To increase the donor pool for pediatric patients, strategies have been undertaken to accept oversized grafts. Recipients with oversized grafts, defined as a donor/recipient weight ratio greater than 2.5, were reported to have similar posttransplant outcomes to those with a ratio less than 2.5. However, the one difference between these 2 groups was a higher incidence of delayed chest closure after transplantation when the weight ratio was greater than 2.5. Additional studies in patients with oversized grafts have also reported transient lobar collapse and greater left ventricle mass index. Although oversized grafts have not been shown to affect outcomes, older donor age has been identified as a risk factor for poor outcomes. The donor age affects both the 1- and 5- year survival after transplantation with decreased 1-year survival in adolescents transplanted with hearts from donors more than 40 years of age. In response to these findings, policies from the Canadian organ allocation system and the United Network for Organ Sharing in the United States specify that adolescent donor hearts are allocated to adolescent recipients preferentially.

The suitability of the donor heart for transplantation can be altered by the brain death process and the subsequent management. Brain death has been shown to have a deleterious effect on ventricular function, with the right ventricle being particularly susceptible. Therefore, the goals of treatment following brain death are to preserve ventricular function and prevent further myocardial damage. Intensive care management should focus on optimizing intravascular volume status, maintaining cardiac output with the lowest possible amount of inotropes, and preventing elevations in afterload. An additional strategy that has been used successfully in donor management is hormonal resuscitation. This strategy has been shown to decrease the amount of inotropic support required and increase the suitability of the donor hearts for transplantation.

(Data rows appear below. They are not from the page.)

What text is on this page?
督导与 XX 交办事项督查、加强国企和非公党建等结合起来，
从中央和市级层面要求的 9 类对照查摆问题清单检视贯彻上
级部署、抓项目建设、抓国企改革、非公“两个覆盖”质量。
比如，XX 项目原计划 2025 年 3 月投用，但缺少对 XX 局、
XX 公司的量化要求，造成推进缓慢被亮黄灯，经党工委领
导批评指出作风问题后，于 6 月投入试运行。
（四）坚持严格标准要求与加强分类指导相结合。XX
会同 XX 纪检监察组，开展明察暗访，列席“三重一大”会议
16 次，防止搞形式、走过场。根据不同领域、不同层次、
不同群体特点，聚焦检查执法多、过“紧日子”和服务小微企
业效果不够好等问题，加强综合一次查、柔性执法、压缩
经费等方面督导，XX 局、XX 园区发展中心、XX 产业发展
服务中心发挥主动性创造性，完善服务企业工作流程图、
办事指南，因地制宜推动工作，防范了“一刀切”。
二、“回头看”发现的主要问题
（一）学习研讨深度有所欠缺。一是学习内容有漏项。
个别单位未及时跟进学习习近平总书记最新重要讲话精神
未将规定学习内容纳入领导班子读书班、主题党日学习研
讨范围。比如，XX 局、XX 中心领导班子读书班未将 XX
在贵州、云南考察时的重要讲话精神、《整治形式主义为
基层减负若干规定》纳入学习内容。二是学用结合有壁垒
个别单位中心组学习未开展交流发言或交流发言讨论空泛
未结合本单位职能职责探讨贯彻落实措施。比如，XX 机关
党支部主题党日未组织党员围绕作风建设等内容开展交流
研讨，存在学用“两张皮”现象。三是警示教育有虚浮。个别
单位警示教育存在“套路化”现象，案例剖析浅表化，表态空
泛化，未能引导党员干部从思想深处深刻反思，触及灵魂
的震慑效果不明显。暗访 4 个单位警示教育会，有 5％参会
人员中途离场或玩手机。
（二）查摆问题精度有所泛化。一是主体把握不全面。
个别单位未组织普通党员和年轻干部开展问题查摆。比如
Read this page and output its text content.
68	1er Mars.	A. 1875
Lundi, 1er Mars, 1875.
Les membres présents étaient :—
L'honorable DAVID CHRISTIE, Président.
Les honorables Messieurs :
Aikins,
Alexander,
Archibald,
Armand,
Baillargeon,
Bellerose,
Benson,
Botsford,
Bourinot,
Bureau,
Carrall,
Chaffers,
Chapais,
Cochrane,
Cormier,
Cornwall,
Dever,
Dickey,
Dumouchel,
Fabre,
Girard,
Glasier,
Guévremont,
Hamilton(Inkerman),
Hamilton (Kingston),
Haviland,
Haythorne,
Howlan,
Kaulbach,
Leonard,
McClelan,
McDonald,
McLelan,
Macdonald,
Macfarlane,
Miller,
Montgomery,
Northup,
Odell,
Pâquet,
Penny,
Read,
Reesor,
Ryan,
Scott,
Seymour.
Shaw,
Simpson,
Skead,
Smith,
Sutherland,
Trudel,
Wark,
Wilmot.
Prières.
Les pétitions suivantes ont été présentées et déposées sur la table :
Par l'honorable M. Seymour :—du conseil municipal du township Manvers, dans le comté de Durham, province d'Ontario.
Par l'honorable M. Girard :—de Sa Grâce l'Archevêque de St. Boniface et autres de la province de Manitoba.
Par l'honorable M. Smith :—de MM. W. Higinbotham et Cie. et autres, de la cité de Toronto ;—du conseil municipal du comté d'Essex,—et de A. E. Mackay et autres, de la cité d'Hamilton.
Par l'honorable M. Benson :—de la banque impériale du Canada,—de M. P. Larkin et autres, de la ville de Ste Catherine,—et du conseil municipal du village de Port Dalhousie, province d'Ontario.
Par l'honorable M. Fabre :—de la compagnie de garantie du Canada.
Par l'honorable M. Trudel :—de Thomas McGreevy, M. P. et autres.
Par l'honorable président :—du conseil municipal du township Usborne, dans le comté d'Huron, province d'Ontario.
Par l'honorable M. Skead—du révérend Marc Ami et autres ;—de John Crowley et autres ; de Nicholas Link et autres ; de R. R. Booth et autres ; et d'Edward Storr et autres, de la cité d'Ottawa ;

During procurement, the donor heart is preserved using cardioplegia solution and cooled for transport. Carrying out this process efficiently serves to decrease the organ ischemic time. In adults, a donor ischemic time greater than 4 hours is a risk factor for decreased late survival. This has not been the case in pediatric patients. Ischemic times greater than 8 hours in children have not been shown to have an effect on long-term outcomes including survival, rejection, and allograft vasculopathy, and recent analysis of the ISHLT registry revealed that ischemic time was not a risk factor for short term survival (1 year).